In Pulley’s The Lost Future of Pepperharrow (Bloomsbury, Feb.), the sequel to The Watchmaker of Filigree Street, Victorian-era queer couple Thaniel, a translator, and Mori, who can manipulate the future, travel to Japan.
You take a unique, idiomatic approach to rendering Japanese dialogue in English. How did you come up with that method?
It arose because I got so annoyed with the way that Japanese is usually rendered in English, whether that’s in translation or in books that are about Japan. In the West, we tend to romanticize Japanese as a language. We write it as if it is endlessly proper and polite, but it really isn’t! You can be incredibly rude in Japanese. I would say it can sound more brutal to me than English does. It has slang and it has this wonderful grit to it.
Tell me about your research trip to Japan.
In 2013, I got a scholarship from the Daiwa Anglo-Japanese Foundation. Every year, they send six or seven people out to Tokyo to spend a year at a language school. Then you spend a month with a Japanese family elsewhere in Japan, and then come back to Tokyo to work for a Japanese company. It was weird and great and I would never have been able to do it if I hadn’t been sent out by this brilliant organization.
Mori and Thaniel are in love from the start of the book. What kind of research went into writing a gay couple in the 19th century?
I’ve had people say, “Oh, but did people like this even exist in Victorian England?” Well, obviously they did! There’s not a ton of primary source material, but my main theory is that humans are humans through history. Modern research says that both sexuality and gender exist on a spectrum and they always have, which means that there were plenty of gay people in Victorian England and Victorian anywhere—including Meiji Japan. If you read Japanese literature, the gay community was never stigmatized in quite the horrific way that it has been in the West, because religion is less prescriptive there, so people aren’t so interested in what goes on in your own bedroom.
Mori, who secretly orchestrated the move to Japan, is able to remember the future and manipulate events to get the outcome he desires. How do you keep track of the complicated threads that arise from this power?

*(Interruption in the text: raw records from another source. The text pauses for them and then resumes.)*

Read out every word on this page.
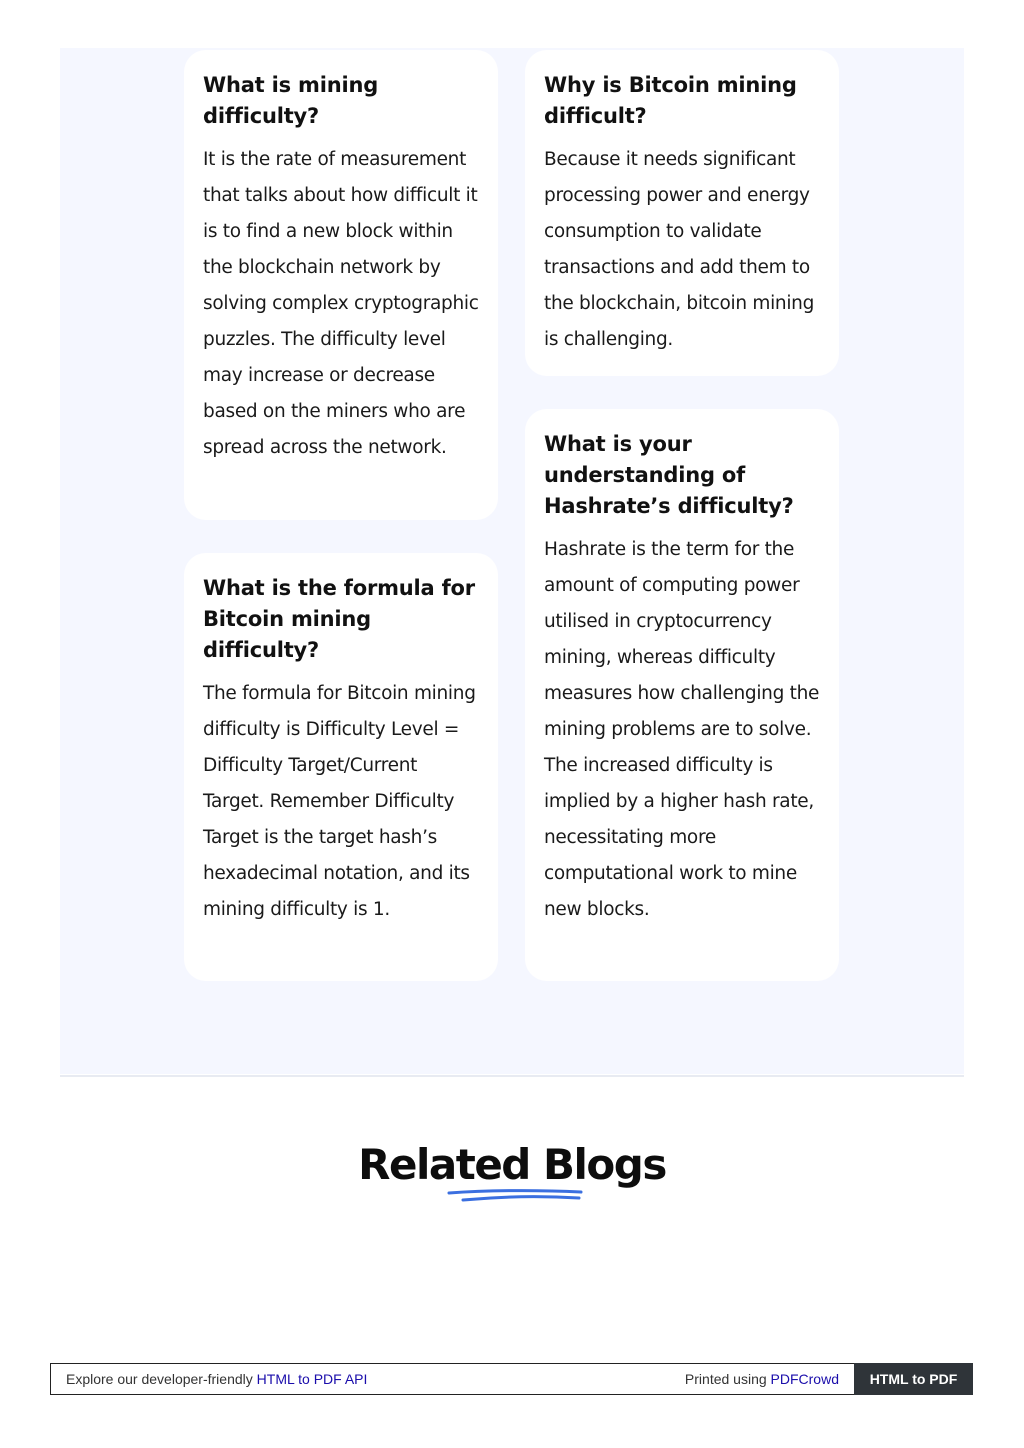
What is mining difficulty?

It is the rate of measurement that talks about how difficult it is to find a new block within the blockchain network by solving complex cryptographic puzzles. The difficulty level may increase or decrease based on the miners who are spread across the network.

What is the formula for Bitcoin mining difficulty?

The formula for Bitcoin mining difficulty is Difficulty Level = Difficulty Target/Current Target. Remember Difficulty Target is the target hash’s hexadecimal notation, and its mining difficulty is 1.

Why is Bitcoin mining difficult?

Because it needs significant processing power and energy consumption to validate transactions and add them to the blockchain, bitcoin mining is challenging.

What is your understanding of Hashrate’s difficulty?

Hashrate is the term for the amount of computing power utilised in cryptocurrency mining, whereas difficulty measures how challenging the mining problems are to solve. The increased difficulty is implied by a higher hash rate, necessitating more computational work to mine new blocks.

Related Blogs
Explore our developer-friendly HTML to PDF API	Printed using PDFCrowd	HTML to PDF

Really clumsily. When I talk to readers, there’s always one person who says, “Oh, you must have a chart with strings and maps.” No, I don’t have a chart. I just bumble along and try to get it right. You get used to the idea that, if you change something on page 60, then you’re going to have to change something on page 3, because Mori always knew it would happen. It’s really involved and really inefficient, the process of writing about Mori. I’ve never had very much confidence that I’ve actually gotten it right.